Immunostaining and Confocal Microscopy

Confocal microscopy was used to evaluate the effects of LH and AICAR on the presence and regulation of autophagosomes in bovine luteal cells. Mixed luteal cells were seeded at a density of 3 × 10⁵ cells/well on cell culture imaging dishes equipped with #1.5 glass bottom slide and maintained at 37°C in an atmosphere of 95% humidified air and 5% CO₂. Adhered luteal cells were equilibrated in fresh culture medium enriched with 1% BSA for 2 h prior to stimulation with LH (10 ng/ml) or AICAR (1 mM) for 3 h. Organelle specific dyes, CYTO-ID® Green Detection Reagent (autophagosomes), Mitotracker Deep Red (mitochondria), Lysotracker (lysosomes), and LipiBlue (lipid droplets) were added to each well according to manufacturer’s protocol and maintained at 37°C in an atmosphere of 95% humidified air and 5% CO₂ for 30 min. Following incubation, cells were fixed for 30 min with 200 µl 4% paraformaldehyde at 4°C and rinsed three times with PBS.

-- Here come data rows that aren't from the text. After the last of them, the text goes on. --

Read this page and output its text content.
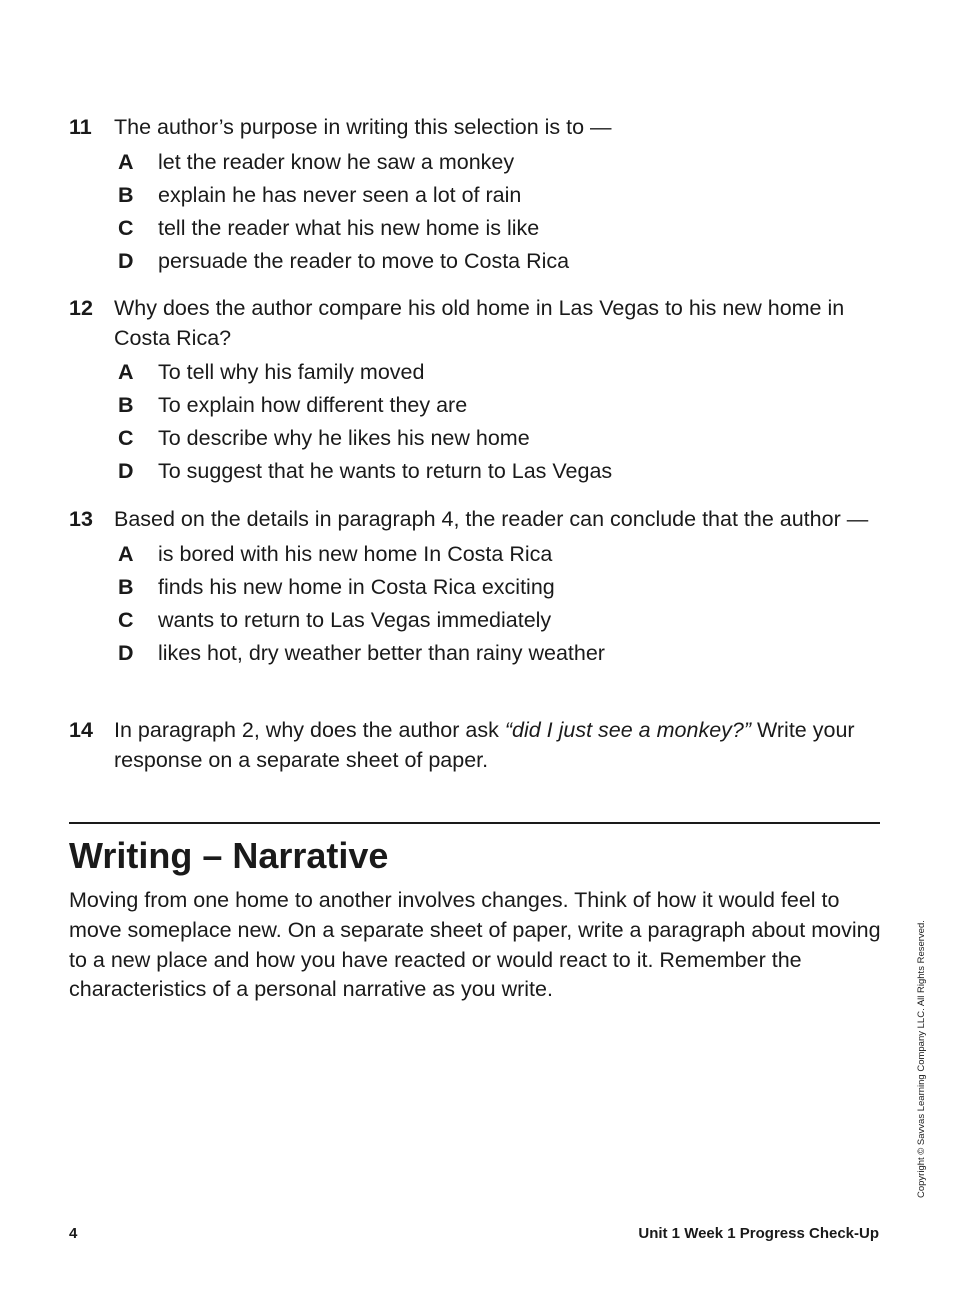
11 The author’s purpose in writing this selection is to —
A let the reader know he saw a monkey
B explain he has never seen a lot of rain
C tell the reader what his new home is like
D persuade the reader to move to Costa Rica
12 Why does the author compare his old home in Las Vegas to his new home in Costa Rica?
A To tell why his family moved
B To explain how different they are
C To describe why he likes his new home
D To suggest that he wants to return to Las Vegas
13 Based on the details in paragraph 4, the reader can conclude that the author —
A is bored with his new home In Costa Rica
B finds his new home in Costa Rica exciting
C wants to return to Las Vegas immediately
D likes hot, dry weather better than rainy weather
14 In paragraph 2, why does the author ask “did I just see a monkey?” Write your response on a separate sheet of paper.
Writing – Narrative

Moving from one home to another involves changes. Think of how it would feel to move someplace new. On a separate sheet of paper, write a paragraph about moving to a new place and how you have reacted or would react to it. Remember the characteristics of a personal narrative as you write.	Copyright © Savvas Learning Company LLC. All Rights Reserved.
4	Unit 1 Week 1 Progress Check-Up
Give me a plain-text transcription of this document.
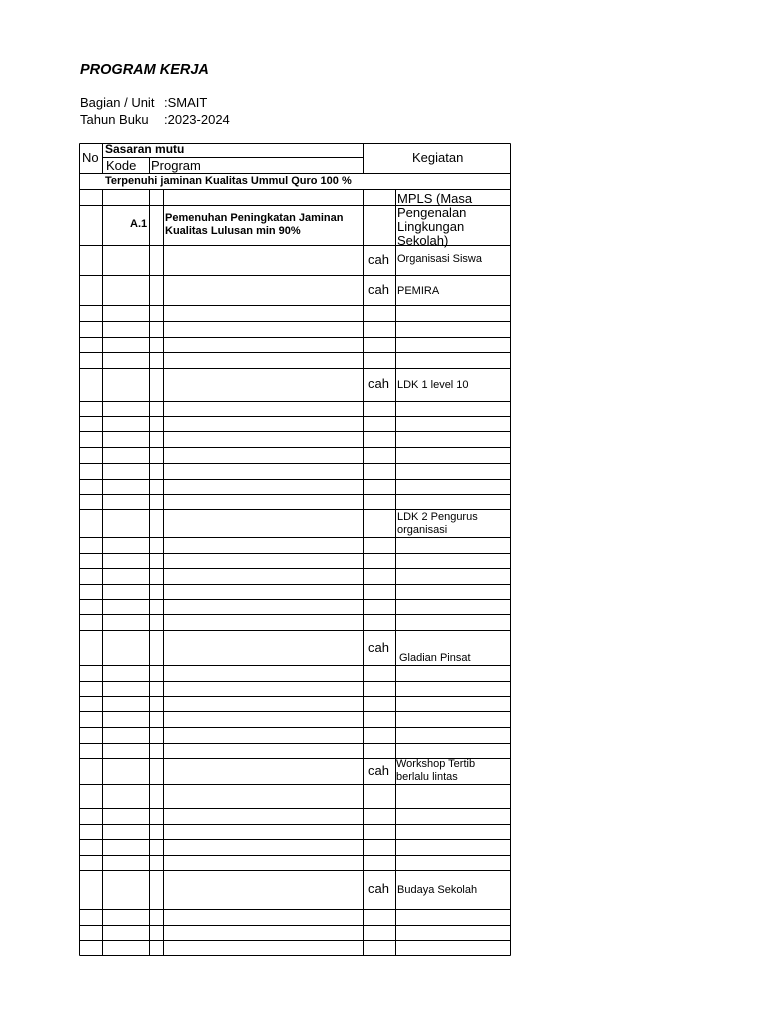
PROGRAM KERJA
Bagian / Unit :SMAIT
Tahun Buku :2023-2024
No
Sasaran mutu
Kode Program
Kegiatan
Terpenuhi jaminan Kualitas Ummul Quro 100 %
A.1 Pemenuhan Peningkatan Jaminan Kualitas Lulusan min 90%
MPLS (Masa Pengenalan Lingkungan Sekolah)
cah Organisasi Siswa
cah PEMIRA
cah LDK 1 level 10
LDK 2 Pengurus organisasi
cah
Gladian Pinsat
cah Workshop Tertib berlalu lintas
cah Budaya Sekolah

Images were collected using a Zeiss LSM800 confocal microscope with Airyscan equipped with a 20× (0.8 N.A) and ×63 oil immersion objective (1.4 N.A) and acquisition image size of 1,024 × 1,024 pixel (245.73 µm × 245.73 µm for 20×; 78.01 µm × 78.01 µm for 63×). The appropriate filters were used to excite each fluorophore and emission of light was collected between 450 and 1,000 nm. Cells were randomly selected, and z-stacked (0.3 µm) images were generated from bottom to top of each experiment. To determine the effects of LH or AICAR on mean fluorescence intensity of CYTO-ID® Green Detection Reagent, images were converted to maximum intensity projections and processed utilizing ImageJ (National Institutes of Health) analysis software. Mean fluorescence intensity was determined as previously described (Plewes et al., 2020; Talbott et al., 2020).